Nearly 70 percent agreed that drug use treatment needs improvement, yet 61 percent wanted more effort to "crack down on drug dealers" (and 53 percent supported "cracking down on users"), running contrary to Administration sentiments that "we can't arrest our way out of the drug problem."

Finally, even though there are now multiple advocacy calls for the government to establish "safe" injection facilities or even the provision of heroin itself for heroin treatment, only 7 percent (69 people) in this poll thought that heroin or cocaine should be legal, while 73 percent of even those supporters thought that there should be "restrictions."
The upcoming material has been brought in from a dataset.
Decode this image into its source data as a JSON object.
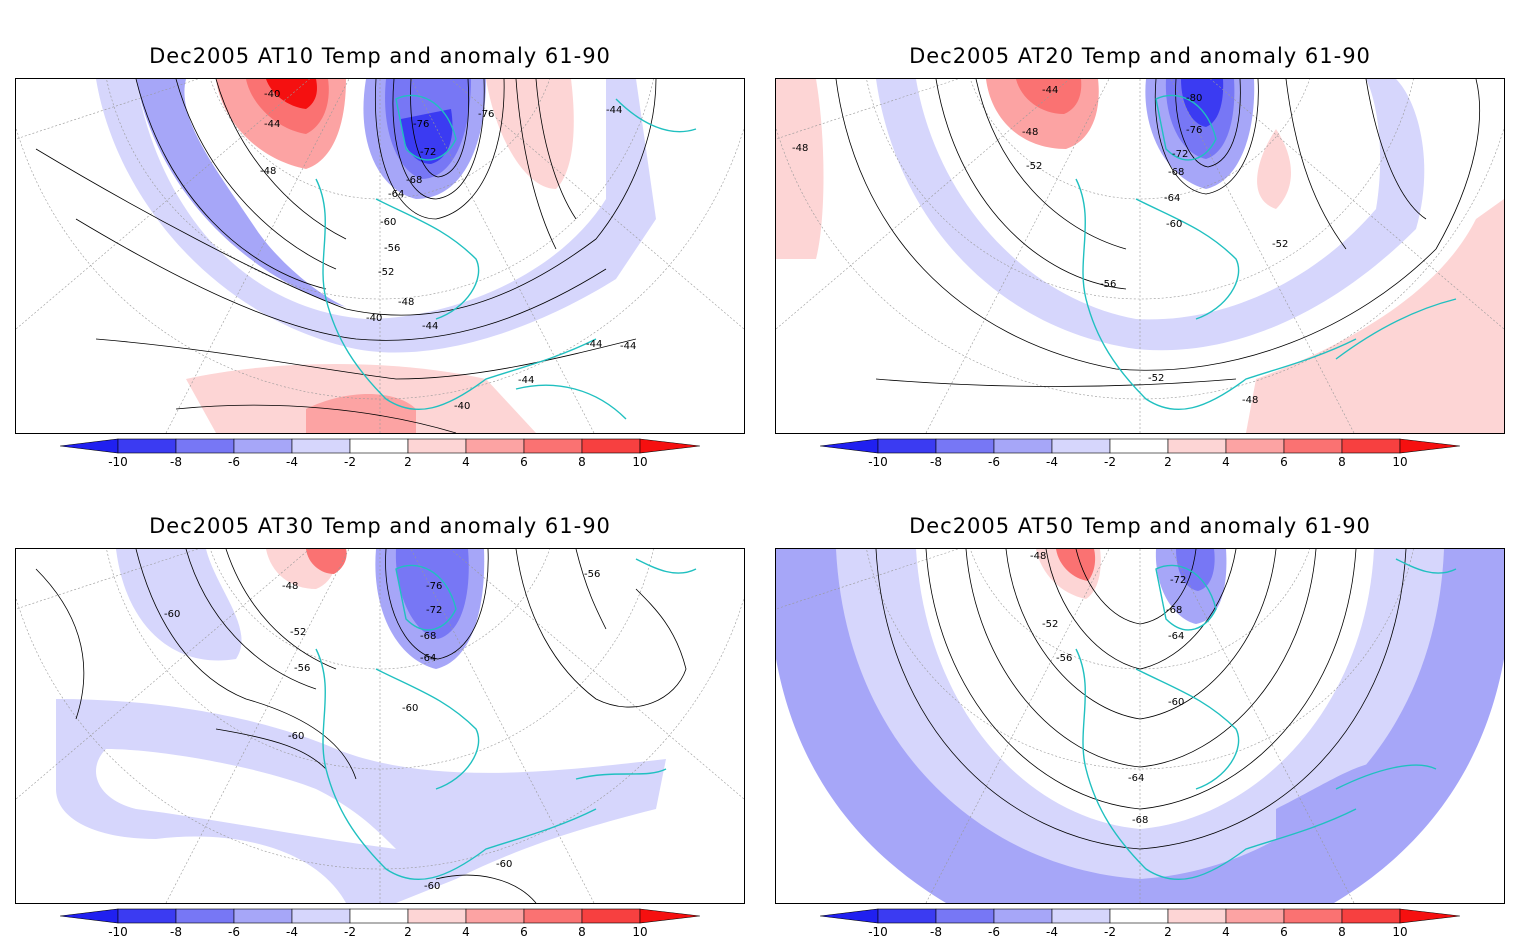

None of these issues or responses was mentioned in the Post story. Instead, we find the typical self-confirming spiral regarding marijuana legalization. In Gallup polls, support for legal marijuana hovered in the 30 percent range until 2009, when it finally rose higher than 40 percent. Since then, a steady drumbeat of news accounts has relentlessly driven higher the attitudes that are conducive to Obama Administration positions, followed by "news" chronicling this higher public support, as ostensibly shown by polls.

This polling/reporting news cycle, one realizes, owes more to politics than to science.